Sabır ile imanın iç içe geçtiği yer de burasıdır.

Müslümanlara, karşılaştıkları musibette, isyan ve kendini mahvetme yerine veya “kahrolsun” deyip mana alemini karartmak yerine, “Allah’tan geldik, yine Allah’a döneceğiz” sözünün telkin edilmesi -Allahü alem- onları elem ve ızdırap üzerinden ulvi/aşkın güce sevk etmeye matuftur.

Haliyle beşerin zorluk/ayrılık karşısında büyüyen çaresizliği, sonsuz kudret sahibi “el Kadir” ile aradaki bağını canlandırınca, bitip tükenmesi olmayan ahireti daha nitelikli hatırlamaya başlar.

Sırf İslam’ı yaşamaya çalışırken, karşısına çıkan/çıkarılan engellere tahammül eden kimse, bir mefkure sahibi demektir.

Bir dönem Bu Ülke’de “başörtü mücadelesi” diye sembolleşen direnişte olduğu gibi, dertlerine azim ve sebatla sarılanlar, bu tahammüllerini diri tuttukları müddetçe, en başta izzet ve mevzi kazanmak gibi nice lütuflara erişirler/eriştiler.

Peki sıradan sırf dünya hayatını -ki alışılan ortalama refah ile- yaşamaya çalışırken, karşısına çıkan/çıkarılan pürüzlere nasıl bir anlam yüklenmelidir ki, tolere edilsin, hafife alınsın, hatta tahammülünden uhrevi bir lezzet alınsın.

Her gün akaryakıta zam geldiğini gören avam halkın sağduyu sınırlarını zorlamak, sebatında bereket aranan bir dava değildir. 

Marketleri filan orantısız zam yapmakla suçlayıp devletin sattıklarına “fiyat düzenlemesi” diyerek memleketin engin irfanına sığınmak, sadece güven buhranı değil, memlekete özgü bir “anlam” krizidir, sabrında lezzet olan bir dava değildir.

Vatandaşın mecburi kullanmak zorunda olduğu kimi kalemlerdeki abartılı fiyat artışlarının “kontrolsüz” olduğu algısı oluşurken, “bütün dünyada vaziyet şöyle böyle” açıklamalarıyla sabır çağrısı yapmak, geniş kitleler tarafından çok ikna edici bulunmamaktadır, bu “hoş gör yahu” ile görmezden gelinecek bir dava değildir.

Sınavlardaki başarılar hiçe sayılarak, memur alımlarında ısrarla devam edilen mülakat uygulamasının, devlet tarafından hala savunulması, toplumda devlet/iktidar ricaline karşı gelişen adaletsizlik ithamını beslemektedir, bu mesela “devlet ebed müddet” için mecburi bir dava değildir.

Geçmişten bugüne ödenen bunca bedelle çok zor kazanılan kimi haklar, yarın elden gittiğinde, tek bir şey konuşulacaktır; “vebal”.

Hz.

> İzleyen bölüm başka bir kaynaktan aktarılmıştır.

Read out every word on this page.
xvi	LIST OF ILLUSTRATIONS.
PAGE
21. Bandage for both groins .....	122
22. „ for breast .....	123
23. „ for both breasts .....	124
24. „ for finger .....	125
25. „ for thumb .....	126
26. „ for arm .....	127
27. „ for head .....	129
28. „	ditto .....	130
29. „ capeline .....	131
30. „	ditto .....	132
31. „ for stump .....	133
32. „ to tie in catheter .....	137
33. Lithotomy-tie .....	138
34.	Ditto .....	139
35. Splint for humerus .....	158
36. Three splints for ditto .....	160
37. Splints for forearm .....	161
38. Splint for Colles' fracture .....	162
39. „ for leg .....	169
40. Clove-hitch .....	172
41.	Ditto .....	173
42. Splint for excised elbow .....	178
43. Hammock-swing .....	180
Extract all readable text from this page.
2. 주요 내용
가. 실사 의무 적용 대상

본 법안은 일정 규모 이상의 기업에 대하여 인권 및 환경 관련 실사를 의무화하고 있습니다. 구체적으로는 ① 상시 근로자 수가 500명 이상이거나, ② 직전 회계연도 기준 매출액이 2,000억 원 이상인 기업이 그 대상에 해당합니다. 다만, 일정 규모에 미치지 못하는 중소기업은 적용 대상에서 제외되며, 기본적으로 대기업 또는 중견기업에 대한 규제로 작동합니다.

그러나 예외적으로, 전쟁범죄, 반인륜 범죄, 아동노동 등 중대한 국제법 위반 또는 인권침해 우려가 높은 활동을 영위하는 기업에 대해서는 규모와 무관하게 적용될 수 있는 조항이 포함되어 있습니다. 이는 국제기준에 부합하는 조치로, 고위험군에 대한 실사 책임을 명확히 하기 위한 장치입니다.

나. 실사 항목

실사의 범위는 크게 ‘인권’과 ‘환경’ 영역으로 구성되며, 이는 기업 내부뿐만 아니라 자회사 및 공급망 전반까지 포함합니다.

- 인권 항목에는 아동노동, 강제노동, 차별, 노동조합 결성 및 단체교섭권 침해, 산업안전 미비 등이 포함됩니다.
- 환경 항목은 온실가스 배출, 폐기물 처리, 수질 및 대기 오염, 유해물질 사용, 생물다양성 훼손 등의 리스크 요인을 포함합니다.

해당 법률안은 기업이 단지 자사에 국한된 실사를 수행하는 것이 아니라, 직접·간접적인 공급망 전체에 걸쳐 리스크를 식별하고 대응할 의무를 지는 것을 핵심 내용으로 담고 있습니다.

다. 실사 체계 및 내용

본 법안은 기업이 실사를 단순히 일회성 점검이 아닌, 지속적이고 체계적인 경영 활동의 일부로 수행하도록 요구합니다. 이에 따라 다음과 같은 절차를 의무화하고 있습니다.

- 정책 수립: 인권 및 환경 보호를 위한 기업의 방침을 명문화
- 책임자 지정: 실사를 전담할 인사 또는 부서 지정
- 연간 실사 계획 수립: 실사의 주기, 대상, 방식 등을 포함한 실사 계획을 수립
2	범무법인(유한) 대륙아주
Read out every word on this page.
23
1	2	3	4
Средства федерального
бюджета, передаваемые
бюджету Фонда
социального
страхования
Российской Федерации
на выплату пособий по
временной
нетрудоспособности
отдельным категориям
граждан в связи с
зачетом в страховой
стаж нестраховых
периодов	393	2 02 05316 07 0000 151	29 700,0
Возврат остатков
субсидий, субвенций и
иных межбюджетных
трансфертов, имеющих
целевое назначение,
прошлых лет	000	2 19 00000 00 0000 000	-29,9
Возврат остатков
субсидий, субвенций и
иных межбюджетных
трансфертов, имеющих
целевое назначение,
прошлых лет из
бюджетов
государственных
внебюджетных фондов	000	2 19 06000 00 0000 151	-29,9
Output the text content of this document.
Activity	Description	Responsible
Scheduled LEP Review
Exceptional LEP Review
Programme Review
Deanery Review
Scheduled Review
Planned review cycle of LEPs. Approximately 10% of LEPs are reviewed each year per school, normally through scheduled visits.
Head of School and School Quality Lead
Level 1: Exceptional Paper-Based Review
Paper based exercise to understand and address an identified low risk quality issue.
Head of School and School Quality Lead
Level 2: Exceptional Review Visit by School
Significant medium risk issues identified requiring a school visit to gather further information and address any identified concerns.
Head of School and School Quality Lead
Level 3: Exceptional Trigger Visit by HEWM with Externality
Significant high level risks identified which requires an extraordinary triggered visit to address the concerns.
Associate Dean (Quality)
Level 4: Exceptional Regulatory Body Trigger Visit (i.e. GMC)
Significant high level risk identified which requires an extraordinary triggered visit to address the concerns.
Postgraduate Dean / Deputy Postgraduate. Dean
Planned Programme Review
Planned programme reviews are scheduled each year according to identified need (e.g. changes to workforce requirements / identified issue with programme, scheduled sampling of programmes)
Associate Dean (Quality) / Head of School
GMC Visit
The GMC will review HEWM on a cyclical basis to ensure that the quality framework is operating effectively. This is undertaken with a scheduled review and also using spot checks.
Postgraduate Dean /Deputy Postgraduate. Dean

Ömer’in "hesaba çekilmeden önce kendinizi hesaba çekiniz” sözünün ağırlığı, halk için farklı, yönetenler için farklıdır.

Elhasıl, Bu Ülke’nin insanı, kıldan ince kılıçtan keskin bir zeminde bugünlere geldi. Bundan sonrasına, dini, namusu ve çocukları adına güvenle bakmak istiyor.

Dava budur.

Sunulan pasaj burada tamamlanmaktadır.